[rabbitmq-discuss] Rabbitmq falling over & losing messages
Toby White
toby.o.h.white at googlemail.com
Thu Nov 27 15:41:59 GMT 2008
I'm seeing a failure condition in Rabbit, where I seem to lose a whole
queue's worth of messages.
I'm using RabbitMQ-1.4.0, and talking to it with py-amqplib.
If I push small messages at Rabbit as fast as I can (both client and
server on the same host) in transacted batches of 1000:
>>> t = str(time.time())
>>> ch.tx_select()
>>> for i in xrange(1000):
... msgs = [str(1000*i+j)+" "+t for j in xrange(1000)]
... for j in xrange(1000):
... ch.basic_publish(amqp.Message(msgs[j], delivery_mode=2),
'amq.direct', routing_key='TX')
... print i
... ch.tx_commit()
... ch.tx_select()
then initially rabbit accepts the connections, and I can see the
messages arriving on the queue, in their batches, from the broker's
shell (there is no consumer running, so all messages are building up
in the broker queue.)
However, after anywhere between 50,000 and 100,000 messages have been
published, the client gets an exception, RabbitMQ crashes, and the
queue vanishes from the server, along with all unconsumed messages.
Recreating the queue shows it empty; restarting the server entirely is
a hit-and-miss affair; sometimes it works fine (though the messages
are still missing); sometimes it fails due to a timeout on the
persister process, and the only way to restart seems to be to delete /
var/lib/rabbitmq/mnesia.
This is all entirely reproducible, the only variable being the number
of messages published/consumed before Rabbit falls over.

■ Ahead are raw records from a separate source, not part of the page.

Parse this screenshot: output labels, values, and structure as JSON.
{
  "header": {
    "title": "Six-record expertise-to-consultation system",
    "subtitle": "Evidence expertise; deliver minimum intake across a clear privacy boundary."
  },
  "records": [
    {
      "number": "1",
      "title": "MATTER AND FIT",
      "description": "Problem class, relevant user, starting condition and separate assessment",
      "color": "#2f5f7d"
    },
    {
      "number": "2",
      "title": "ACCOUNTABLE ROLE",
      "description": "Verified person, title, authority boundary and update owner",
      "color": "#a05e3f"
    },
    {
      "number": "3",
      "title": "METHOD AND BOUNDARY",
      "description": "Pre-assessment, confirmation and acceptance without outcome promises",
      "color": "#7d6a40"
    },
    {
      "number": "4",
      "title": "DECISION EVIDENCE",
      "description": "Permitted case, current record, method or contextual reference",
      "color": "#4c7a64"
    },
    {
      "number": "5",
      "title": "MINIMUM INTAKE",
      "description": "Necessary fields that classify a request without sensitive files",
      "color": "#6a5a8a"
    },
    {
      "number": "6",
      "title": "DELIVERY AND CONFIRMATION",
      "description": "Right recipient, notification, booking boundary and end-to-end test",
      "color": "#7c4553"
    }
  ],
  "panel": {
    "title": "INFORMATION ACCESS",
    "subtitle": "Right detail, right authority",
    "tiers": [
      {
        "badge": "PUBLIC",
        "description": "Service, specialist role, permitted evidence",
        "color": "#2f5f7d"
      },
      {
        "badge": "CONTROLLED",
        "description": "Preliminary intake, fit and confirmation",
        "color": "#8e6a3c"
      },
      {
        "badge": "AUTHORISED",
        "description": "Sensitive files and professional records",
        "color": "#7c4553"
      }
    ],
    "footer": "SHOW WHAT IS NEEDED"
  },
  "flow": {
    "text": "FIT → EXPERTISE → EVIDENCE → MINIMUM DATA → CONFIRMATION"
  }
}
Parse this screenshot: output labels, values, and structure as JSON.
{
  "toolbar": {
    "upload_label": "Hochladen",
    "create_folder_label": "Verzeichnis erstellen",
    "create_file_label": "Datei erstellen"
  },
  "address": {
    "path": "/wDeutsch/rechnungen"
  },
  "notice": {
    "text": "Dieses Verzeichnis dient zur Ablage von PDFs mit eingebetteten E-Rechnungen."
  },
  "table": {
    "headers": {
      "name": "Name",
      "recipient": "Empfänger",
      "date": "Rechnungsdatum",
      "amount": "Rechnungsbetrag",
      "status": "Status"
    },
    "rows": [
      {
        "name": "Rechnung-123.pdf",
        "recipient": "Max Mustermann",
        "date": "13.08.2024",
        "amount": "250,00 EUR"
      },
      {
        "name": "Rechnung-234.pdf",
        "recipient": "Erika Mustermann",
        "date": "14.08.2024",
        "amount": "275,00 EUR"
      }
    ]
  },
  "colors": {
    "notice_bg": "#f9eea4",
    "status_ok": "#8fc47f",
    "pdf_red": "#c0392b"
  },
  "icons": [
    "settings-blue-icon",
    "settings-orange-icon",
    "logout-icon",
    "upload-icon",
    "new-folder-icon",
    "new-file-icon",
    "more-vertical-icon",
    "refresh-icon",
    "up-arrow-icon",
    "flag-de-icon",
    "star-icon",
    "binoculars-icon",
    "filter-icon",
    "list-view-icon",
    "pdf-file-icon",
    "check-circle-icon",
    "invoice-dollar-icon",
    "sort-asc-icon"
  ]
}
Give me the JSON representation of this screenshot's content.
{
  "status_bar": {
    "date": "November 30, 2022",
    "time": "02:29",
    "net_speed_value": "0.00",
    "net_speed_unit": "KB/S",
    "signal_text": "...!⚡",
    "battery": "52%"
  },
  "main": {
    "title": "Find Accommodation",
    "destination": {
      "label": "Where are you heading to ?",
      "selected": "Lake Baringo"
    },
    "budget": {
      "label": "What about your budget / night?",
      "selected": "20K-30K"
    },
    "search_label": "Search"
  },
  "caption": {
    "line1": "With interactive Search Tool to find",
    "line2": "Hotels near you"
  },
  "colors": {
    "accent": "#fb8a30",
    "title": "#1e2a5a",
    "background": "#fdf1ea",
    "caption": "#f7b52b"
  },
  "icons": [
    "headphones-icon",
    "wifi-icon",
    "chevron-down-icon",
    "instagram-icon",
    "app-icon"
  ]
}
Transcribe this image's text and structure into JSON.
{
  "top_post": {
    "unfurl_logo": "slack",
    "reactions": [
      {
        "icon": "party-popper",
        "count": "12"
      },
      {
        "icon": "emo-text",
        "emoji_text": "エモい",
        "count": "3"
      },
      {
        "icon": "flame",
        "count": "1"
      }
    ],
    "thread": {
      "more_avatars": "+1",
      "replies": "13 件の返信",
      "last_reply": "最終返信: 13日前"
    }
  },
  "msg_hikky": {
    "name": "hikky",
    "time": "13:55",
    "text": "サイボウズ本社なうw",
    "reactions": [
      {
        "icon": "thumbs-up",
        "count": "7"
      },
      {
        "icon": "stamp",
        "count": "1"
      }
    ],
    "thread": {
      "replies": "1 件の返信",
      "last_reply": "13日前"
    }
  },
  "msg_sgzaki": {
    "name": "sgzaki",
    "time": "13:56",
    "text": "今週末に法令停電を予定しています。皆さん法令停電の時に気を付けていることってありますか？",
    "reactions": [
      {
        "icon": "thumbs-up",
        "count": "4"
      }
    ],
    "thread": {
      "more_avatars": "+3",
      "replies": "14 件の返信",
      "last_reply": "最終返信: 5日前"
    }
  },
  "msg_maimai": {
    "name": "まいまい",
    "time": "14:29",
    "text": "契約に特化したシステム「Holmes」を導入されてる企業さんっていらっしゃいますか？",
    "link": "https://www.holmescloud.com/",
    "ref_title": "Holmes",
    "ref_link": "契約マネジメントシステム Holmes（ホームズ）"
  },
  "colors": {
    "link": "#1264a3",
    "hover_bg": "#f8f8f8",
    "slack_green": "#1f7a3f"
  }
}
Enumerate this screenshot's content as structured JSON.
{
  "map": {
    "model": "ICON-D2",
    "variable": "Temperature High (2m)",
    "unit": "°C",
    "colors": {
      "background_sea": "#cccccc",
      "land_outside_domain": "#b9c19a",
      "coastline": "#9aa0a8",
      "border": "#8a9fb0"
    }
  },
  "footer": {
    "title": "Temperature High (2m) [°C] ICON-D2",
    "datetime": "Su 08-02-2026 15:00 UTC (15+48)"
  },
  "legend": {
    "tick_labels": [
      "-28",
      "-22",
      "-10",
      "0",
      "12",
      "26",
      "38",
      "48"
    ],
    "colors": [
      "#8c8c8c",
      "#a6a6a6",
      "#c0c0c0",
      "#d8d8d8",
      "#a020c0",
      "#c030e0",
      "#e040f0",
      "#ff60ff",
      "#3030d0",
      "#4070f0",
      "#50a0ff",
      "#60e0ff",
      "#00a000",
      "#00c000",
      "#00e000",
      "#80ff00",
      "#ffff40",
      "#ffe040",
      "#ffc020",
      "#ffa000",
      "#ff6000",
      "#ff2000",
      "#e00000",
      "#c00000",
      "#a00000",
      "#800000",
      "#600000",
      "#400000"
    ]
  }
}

At the time of crashing, the erlang process is taking about 40% of the
host's CPU, and about 10% of its memory; the Python process doing the
publishing is taking a small amount of CPU and memory, nothing else of
significance is consuming any resources.
The client exception looks like:
Traceback (most recent call last):
File "<stdin>", line 6, in <module>
File "/usr/lib/python2.5/site-packages/amqplib/client_0_8.py", line
3336, in tx_commit
(90, 21), # Channel.tx_commit_ok
File "/usr/lib/python2.5/site-packages/amqplib/client_0_8.py", line
183, in wait
frame_type, payload = self._next_frame()
File "/usr/lib/python2.5/site-packages/amqplib/client_0_8.py", line
123, in _next_frame
return self.connection._wait_channel(self.channel_id)
File "/usr/lib/python2.5/site-packages/amqplib/client_0_8.py", line
430, in _wait_channel
self.wait()
File "/usr/lib/python2.5/site-packages/amqplib/client_0_8.py", line
203, in wait
return self._dispatch(method_sig, args, content)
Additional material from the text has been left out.